The "Russian doll" configuration of the spacecraft (where the rover is at the center of many different surrounding structures) makes it difficult to get rid of the excess heat from the rover electronics. During cruise, the rover is nestled inside the lander structure, which, in turn is surrounded by the aeroshell (the structure that protects the lander and rover from the fierce aerodynamic heating during Mars entry). The aeroshell is further attached to the cruise stage, which carries the propulsion and power system for the journey from launch to Mars entry. Because the rover acts as the brains at the heart of the spacecraft, a large amount of power (and heat) is generated within the rover body, or Warm Electronics Box, during cruise.

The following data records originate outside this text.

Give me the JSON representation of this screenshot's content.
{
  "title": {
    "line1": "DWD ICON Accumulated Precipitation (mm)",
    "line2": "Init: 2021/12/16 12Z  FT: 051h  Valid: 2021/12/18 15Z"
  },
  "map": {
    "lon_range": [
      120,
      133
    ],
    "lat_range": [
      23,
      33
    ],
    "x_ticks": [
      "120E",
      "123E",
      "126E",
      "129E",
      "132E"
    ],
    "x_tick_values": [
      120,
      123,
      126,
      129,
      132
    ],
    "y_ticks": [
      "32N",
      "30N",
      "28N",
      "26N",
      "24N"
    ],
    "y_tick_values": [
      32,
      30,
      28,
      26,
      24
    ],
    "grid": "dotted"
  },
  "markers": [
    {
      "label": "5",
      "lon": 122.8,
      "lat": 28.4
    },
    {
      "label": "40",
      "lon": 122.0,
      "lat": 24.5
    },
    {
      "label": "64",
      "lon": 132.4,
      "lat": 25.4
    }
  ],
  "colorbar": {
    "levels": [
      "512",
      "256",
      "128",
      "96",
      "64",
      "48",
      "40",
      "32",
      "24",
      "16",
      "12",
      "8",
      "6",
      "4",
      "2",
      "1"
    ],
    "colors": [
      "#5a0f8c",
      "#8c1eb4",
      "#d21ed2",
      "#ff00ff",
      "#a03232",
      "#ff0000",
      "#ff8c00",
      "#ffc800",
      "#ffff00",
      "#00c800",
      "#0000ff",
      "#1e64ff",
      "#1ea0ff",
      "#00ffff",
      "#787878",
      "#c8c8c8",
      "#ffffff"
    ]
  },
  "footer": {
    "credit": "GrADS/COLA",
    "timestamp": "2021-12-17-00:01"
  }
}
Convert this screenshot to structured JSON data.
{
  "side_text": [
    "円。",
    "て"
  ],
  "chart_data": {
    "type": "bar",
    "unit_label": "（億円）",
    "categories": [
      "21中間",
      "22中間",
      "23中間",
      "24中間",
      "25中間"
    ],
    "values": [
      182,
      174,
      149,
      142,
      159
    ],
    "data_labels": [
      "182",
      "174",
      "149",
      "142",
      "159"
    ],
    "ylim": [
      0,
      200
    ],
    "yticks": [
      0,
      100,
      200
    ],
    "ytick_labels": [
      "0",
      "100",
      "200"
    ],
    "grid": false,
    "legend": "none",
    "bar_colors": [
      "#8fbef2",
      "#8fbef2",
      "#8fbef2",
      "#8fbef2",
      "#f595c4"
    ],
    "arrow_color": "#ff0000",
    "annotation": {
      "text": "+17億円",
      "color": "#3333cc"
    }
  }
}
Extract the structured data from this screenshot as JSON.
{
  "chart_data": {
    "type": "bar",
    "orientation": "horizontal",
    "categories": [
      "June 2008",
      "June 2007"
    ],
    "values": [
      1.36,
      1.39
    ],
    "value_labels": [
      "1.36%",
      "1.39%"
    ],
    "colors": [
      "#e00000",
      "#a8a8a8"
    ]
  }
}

Hence, a mechanically pumped fluid system known as the Heat Rejection System (HRS) was developed.

The heat rejection system is comprised of a pump on the cruise stage and tubing that snakes across the cruise stage, down the lander, and into the rover to pick up the heat (including the battery RHUs, and radiators on the cruise stage) and release the heat out into space. The pump is capable of shuttling 150 watts of rover waste heat. Its working fluid is CFC-12, similar to freon that is used in older automobile air conditioners. This fluid is maintained between -7° and 0° Celsius (19° Fahrenheit and 32° Fahrenheit) throughout cruise, which keeps the electronics and batteries at similarly tight temperature levels.

The cruise stage contains the propulsion system. The propellant lines and tanks and thrusters are maintained at appropriate temperatures by classic approaches: thermal blankets known as multi-layer insulation and thermostatically controlled heaters.

The aeroshell and lander also have critical equipment that must be temperature-controlled. They also use thermal blankets and heaters. In some cases, the heaters are used only to condition (that is, "warm-up") critical equipment such as airbags, gas generators, rocket assisted descent rocket motors, and the transverse impulse rocket system prior to Mars entry.

Why the rover needs temperature control systems on Mars

Many of these methods are very important to making sure the rover doesn't "freeze to death" in the cold of deep space or on Mars. Many people often assume that Mars is hot, but it is farther away from the sun and has a much thinner atmosphere than Earth, so any heat it does get during the day dissipates at night. In fact, the ground temperatures at the rover landing sites swing up during the day and down again during the night, varying by up to 113 degrees Celsius (or 235 degrees Fahrenheit) per Mars day. That's quite a temperature swing, when you consider that Earth temperatures typically vary by tens of degrees on average between night and day.

At the landing sites, an expected daytime high on the ground might be around 22° Celsius (71° Fahrenheit). An expected nighttime lows might be -99° Celsius (-146° Fahrenheit). Atmospheric temperatures, by contrast, can vary up to 83° Celsius (181° Fahrenheit). An atmospheric daytime high might be -3° Celsius (26° Fahrenheit), while a nighttime low might be -96° Celsius (-140° Fahrenheit).